Efendim, kıraat edecek kıymetli dostlarıma hürmetlerimi takdim ederim.
Değerli editör beyefendinin nazik davetiyesine icabet ederek, Fethiye’deyiz blog mecmuasının sayfalarına naçizane katkılarda bulunmak istedim. Takat, derman oldukça, güzel kasabamız Fethiye ile alakalı terennüm etmekten haz duyacağım.
Uzun yıllardır Fethiye’de ikamet etmekteyim. Daha ziyade serbest vazifelerle iştigal ediyorum. Bunlar tahsil hayatımla alakalı olan veyahut da olmayan meşgalelerden ibarettir. Vaktiyle bir müddet memuriyet ve askerlik vazifemi de icra etmiş idim. Tecrübe derseniz, gani gani… Yaş kemale erdikten sonra (ismi lazım değil, baş harfi Uğur ile başlayan) bir değerli biraderimin tavsiyeleri ile serbest müsteşarlık yazıhanesi açıp, daha sükûnetli bir hayatı deruhte etmek beni mesut etti.

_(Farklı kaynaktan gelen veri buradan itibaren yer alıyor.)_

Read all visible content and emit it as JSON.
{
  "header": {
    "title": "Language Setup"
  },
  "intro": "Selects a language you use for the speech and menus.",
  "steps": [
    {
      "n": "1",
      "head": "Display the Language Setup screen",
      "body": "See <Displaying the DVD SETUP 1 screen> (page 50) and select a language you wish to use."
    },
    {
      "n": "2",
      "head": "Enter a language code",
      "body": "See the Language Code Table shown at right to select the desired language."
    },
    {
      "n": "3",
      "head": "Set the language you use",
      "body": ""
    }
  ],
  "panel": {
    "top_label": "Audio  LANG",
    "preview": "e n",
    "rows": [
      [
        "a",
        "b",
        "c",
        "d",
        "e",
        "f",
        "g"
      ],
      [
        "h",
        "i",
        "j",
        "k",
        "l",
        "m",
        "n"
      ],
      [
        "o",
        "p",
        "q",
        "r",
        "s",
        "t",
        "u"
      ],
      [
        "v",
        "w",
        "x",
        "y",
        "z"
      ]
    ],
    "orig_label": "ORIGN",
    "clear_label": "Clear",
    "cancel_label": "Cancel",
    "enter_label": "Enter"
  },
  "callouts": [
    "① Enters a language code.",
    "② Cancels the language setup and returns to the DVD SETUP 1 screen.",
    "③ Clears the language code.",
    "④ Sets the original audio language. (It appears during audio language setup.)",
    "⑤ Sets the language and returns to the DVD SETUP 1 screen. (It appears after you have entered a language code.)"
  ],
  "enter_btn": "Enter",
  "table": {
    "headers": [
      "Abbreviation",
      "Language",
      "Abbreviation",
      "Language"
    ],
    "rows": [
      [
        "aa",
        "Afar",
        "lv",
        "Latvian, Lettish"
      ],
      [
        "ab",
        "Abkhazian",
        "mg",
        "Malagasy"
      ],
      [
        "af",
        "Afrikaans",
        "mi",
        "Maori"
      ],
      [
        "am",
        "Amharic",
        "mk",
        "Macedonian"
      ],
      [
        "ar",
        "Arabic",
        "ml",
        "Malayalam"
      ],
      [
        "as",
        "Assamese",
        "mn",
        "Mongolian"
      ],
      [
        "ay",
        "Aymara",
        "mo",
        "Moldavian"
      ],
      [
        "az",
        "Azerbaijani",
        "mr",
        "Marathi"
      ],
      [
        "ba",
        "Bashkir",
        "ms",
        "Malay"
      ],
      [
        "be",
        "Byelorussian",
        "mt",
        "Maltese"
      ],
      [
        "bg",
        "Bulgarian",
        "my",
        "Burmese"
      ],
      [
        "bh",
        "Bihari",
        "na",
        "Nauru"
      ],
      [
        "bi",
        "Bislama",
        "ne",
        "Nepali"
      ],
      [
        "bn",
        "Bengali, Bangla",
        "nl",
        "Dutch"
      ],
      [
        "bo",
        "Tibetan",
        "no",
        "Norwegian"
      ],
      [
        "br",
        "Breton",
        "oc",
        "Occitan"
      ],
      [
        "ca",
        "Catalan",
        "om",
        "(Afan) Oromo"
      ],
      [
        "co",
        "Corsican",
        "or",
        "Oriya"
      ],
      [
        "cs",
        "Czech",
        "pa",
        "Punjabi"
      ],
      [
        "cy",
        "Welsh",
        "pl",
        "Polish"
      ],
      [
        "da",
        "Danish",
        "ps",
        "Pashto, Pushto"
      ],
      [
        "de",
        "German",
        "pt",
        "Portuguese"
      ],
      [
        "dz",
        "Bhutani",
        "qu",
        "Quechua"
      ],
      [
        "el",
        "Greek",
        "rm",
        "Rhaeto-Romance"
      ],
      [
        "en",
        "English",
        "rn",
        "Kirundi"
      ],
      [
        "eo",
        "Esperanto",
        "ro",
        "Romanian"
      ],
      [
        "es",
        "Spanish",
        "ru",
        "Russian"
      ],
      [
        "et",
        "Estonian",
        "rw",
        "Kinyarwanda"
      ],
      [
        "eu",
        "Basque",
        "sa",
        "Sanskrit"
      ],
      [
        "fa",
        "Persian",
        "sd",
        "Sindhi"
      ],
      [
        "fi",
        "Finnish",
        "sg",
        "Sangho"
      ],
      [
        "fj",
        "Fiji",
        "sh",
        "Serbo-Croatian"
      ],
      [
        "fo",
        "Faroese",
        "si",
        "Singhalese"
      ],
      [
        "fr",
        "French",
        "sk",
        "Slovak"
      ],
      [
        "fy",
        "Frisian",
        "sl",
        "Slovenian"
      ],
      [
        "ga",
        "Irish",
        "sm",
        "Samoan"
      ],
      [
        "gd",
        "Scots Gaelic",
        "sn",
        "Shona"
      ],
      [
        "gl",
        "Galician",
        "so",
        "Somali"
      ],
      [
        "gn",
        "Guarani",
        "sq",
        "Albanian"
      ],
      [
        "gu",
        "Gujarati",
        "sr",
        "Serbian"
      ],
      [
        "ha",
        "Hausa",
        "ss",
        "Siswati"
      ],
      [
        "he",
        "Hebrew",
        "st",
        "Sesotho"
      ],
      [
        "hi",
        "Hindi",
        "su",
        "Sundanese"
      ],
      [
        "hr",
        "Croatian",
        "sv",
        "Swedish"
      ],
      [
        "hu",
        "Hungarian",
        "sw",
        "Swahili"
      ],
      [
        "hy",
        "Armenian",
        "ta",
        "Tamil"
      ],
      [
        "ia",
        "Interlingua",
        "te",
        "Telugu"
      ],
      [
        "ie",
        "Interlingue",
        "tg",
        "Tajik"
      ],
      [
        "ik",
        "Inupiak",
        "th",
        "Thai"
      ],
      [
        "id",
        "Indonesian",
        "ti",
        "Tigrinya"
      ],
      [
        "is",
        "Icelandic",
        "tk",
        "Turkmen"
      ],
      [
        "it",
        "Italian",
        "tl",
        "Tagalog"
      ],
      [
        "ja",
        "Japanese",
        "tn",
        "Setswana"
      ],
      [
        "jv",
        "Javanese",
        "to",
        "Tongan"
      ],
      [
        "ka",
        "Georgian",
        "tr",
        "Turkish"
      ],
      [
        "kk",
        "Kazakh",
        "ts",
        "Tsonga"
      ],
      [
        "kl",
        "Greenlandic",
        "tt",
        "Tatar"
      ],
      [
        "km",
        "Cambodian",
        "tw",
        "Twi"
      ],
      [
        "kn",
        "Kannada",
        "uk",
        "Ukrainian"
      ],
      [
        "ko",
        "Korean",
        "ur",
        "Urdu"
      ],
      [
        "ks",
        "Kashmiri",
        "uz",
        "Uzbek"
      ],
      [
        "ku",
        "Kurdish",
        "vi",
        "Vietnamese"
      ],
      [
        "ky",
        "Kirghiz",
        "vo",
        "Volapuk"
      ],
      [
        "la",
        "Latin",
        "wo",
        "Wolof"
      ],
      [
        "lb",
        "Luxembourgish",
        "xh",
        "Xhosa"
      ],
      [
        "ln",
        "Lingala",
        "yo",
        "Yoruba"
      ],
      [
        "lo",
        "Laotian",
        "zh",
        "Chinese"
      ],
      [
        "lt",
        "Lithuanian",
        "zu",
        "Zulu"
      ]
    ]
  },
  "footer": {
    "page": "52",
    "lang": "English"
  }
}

Şimdi hangi konuda müsteşarlık yapıyorsun diye sual ettiğinizi işitir gibiyim. Tellallık yapmayı münasip görmediğimden, yazıhanemin namını, alameti farikasını ifşa etmekten imtina ediyorum. Lakin muhteviyatını izah edebilirim.
Şöyle ki, umumiyetle bir münasip ücret karşılığı;
- Derdi olanlara şahsına münhasır derman tavsiye ediyorum (ücret; derdin azameti, dermanın faydasına nazaran tespit edilir, sonradan münakaşaya rıza gösterilmez),
- Resmi ve gayrı resmi müesseselere talepleri halinde her türlü tesisatın tenkitini yapıyorum,
- İçtimai ve siyasal problemlerin halledilmesi hususunda istişarelerde bulunuyorum,
- Tabii ve tarihsel kıymetlerimizin sakınılması için yapılan müzakerelere katılıyorum (bilabedel),
- Bu kıymetlerimizin efkâr-ı Umumiyenin malumatına mazhar olması için mihmandarlık yapıyorum,
- İlim, irfan ve tabiatla iştigal eden gayrı resmi İçtimai teşkilatların mesailerini takviye ediyorum (bilhassa bilabedel).
Daha ne yapayım değil mi?
Yaşını başını aldık diye kedi gibi bir köşeye kıvrılıp, uyuklamanın lüzumu yok!
İstikbaldeki makalemizde turizm stratejik tasavvuru ile ilgili mütalaamı nazar-ı dikkatinize arz etmek arzusundayım.